CFD Dividends

dividendsThe dividend is the share of the profit that is offered to someone that has a percentage of the company’s shares in their possession. These dividends can consist in money, in property or in stock. The way these dividends are mentioned allow you to understand what you get in return for each individual share. If you multiply the number of shares that you have with the dividend per share you can find out how much you will make. These dividends are given to the shareholders twice each year. The name of the initial dividend is interim, while the second one is called final.

CFD Trading and Earning Dividends

Since the CFD is considered a share in every respect, if you hold these CFDs you will benefit from the dividends that are offered by the company. The returns you get from dividends are greater actually, since you only invested a small amount but you get the same dividends as everyone else.

If a company pays $1 for each share, you get the same amount as everyone else. Since you paid only 5% as a deposit, the return on the investment is much bigger than a regular share holder that paid the full amount for their shares. If someone would buy 1000 of those shares at $20 each one, they would have to spend $20,000 total. With the CFD method you pay the 5% margin only, so only $1,000 goes out of your pocket. Both the guy that spent $20,000 and the guy that spent $1,000 get the same amount in dividends, so you can see where the advantage lies. The return on your investment is much better with the CFDs though.

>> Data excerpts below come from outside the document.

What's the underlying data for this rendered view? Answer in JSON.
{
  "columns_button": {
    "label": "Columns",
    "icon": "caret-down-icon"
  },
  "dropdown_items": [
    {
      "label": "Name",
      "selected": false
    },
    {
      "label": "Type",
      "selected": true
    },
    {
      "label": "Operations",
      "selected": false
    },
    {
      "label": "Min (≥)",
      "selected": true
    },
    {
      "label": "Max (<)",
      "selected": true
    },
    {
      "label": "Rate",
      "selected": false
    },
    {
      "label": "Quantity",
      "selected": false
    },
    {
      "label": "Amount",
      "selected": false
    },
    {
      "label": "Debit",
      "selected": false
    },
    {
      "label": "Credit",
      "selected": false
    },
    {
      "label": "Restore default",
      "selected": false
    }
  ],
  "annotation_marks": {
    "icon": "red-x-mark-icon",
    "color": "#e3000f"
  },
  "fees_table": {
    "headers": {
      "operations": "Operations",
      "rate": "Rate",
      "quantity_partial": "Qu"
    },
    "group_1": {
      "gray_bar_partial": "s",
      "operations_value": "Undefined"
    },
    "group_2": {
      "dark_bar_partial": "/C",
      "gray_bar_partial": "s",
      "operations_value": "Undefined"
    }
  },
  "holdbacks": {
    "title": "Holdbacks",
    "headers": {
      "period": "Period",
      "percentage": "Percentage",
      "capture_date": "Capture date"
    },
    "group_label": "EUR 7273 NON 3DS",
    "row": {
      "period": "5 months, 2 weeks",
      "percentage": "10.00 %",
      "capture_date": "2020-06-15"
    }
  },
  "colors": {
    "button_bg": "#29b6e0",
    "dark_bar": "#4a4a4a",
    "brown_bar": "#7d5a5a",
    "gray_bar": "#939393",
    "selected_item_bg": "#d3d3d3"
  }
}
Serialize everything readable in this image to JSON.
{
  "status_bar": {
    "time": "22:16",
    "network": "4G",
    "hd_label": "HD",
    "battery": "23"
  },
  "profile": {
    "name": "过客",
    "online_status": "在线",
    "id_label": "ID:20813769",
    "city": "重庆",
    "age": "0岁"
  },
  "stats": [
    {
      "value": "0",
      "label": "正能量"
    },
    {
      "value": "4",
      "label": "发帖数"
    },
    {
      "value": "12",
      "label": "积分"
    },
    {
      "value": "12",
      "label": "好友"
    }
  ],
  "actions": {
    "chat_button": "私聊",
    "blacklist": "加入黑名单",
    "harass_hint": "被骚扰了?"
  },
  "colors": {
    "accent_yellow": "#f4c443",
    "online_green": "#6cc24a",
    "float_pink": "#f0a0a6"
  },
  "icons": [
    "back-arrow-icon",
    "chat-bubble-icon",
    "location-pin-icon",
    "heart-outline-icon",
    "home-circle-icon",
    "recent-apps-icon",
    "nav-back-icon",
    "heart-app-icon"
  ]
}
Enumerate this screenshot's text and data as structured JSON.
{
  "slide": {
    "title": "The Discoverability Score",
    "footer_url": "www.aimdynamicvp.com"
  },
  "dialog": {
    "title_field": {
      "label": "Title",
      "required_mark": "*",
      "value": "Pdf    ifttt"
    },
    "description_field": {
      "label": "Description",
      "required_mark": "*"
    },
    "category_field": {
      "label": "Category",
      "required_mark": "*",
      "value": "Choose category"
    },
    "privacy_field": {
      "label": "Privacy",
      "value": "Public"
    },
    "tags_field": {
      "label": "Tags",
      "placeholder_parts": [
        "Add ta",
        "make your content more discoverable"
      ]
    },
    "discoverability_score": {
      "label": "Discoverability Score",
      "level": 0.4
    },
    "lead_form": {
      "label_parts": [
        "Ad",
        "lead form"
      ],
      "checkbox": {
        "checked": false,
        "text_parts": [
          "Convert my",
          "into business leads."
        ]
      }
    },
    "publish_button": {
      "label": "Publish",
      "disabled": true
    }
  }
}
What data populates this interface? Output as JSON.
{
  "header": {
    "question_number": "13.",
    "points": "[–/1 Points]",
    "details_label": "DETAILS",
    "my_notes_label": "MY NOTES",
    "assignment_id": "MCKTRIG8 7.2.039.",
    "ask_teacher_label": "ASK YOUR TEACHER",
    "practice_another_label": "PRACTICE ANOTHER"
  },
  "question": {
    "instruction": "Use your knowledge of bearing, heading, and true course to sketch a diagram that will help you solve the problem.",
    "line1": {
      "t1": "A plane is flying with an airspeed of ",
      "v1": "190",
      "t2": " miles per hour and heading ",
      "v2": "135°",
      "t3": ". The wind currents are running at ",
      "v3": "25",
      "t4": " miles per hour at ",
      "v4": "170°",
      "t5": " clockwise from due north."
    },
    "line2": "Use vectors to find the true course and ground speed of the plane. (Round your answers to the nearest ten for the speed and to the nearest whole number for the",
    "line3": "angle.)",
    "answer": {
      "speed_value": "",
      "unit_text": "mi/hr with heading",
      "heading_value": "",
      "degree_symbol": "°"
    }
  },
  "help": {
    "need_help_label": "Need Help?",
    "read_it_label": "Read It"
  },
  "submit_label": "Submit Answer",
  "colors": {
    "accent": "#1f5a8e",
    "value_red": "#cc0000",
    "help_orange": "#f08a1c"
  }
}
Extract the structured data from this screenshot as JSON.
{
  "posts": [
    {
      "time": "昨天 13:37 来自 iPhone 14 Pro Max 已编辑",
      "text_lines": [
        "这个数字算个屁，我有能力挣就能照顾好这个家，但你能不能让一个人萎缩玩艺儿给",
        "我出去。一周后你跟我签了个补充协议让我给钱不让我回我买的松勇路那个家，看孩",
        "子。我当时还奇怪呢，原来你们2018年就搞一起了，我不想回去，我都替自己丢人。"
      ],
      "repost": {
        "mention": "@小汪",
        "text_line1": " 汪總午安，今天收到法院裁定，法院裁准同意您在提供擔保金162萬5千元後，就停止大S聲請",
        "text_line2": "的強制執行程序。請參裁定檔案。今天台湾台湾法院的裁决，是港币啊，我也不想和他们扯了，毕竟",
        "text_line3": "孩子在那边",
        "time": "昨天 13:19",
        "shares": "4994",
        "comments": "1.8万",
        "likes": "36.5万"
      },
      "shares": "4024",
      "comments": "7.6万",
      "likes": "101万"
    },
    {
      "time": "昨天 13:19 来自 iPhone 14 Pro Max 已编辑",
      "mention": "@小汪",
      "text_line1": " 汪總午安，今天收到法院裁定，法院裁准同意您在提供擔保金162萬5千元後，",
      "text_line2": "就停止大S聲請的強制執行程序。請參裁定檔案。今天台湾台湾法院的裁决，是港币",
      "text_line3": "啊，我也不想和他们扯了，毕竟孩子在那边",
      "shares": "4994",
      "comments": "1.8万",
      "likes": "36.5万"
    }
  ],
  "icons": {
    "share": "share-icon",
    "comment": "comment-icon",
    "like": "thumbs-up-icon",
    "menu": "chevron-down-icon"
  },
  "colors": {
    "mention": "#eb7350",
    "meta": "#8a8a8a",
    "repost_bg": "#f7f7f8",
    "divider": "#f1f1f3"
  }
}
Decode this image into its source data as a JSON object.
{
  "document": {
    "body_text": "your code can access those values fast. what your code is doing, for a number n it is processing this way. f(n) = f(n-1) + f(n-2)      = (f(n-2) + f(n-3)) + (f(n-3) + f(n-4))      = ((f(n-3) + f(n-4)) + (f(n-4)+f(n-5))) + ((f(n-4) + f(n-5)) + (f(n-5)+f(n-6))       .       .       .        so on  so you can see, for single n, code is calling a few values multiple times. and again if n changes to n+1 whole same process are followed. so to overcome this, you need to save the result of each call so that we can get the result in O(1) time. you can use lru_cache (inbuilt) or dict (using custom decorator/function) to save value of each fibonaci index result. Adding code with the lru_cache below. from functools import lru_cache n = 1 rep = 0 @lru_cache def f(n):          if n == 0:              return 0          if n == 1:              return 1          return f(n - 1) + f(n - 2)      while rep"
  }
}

How to get the CFD dividends

In order to get the payments for your CFDs dividends you will need to be in a long position when it comes to the CFD and you need to keep them up to the day when dividends are paid. You can close the position when the dividend day comes and you will be the one getting that money. Ex-dividend is a date when you have to own that stock in order to be eligible and get that payment.

The Franking Credits

These are received by the shareholders and they are considered tax credits. These are received for the taxes that were paid by the company on the profits they made, which happened before the dividends were paid. When it comes time to file the income taxes you mention both the franking credits and dividends. If you do this you will not be taxed twice for the dividends. If you’re a CFD holder you don’t get the benefit of the franking credit, so that’s something to consider.

CFD Financing

This is what the daily interest is called, when it’s applied to the open CFD position. This interest is charged if the position remains open once the trading day is over. The interest is taken out of the dividends and the commissions, giving you the net profit. The amount is not much, but in the long run you will feel your profits going down if you hold that position.

In order to pay as little interest as possible you need to find shares that go up overall and that also give out good dividends. You keep them a few weeks before the ex-dividend date and that should be enough to take advantage of the dividends while not paying much interest.

Short Selling

By short selling you presume that the value of the CFDs will go down, allowing you to purchase them again later when they’re cheaper. The difference between the selling and the buyback price is the profit you make by short selling. You will have to get rid of the CFD position if you’re short selling before the date of the ex-dividends, in order not to be debited.

Conclusion

If you want to get some cash flow going from your open CFD positions, the dividend is a great way to do that. You can even create a strategy that can include the use of dividend payments in order to increase how profitable your trading is. It’s a good way to do that, but only as long as you keep in mind the interest charges and the way they can eat some of those profits.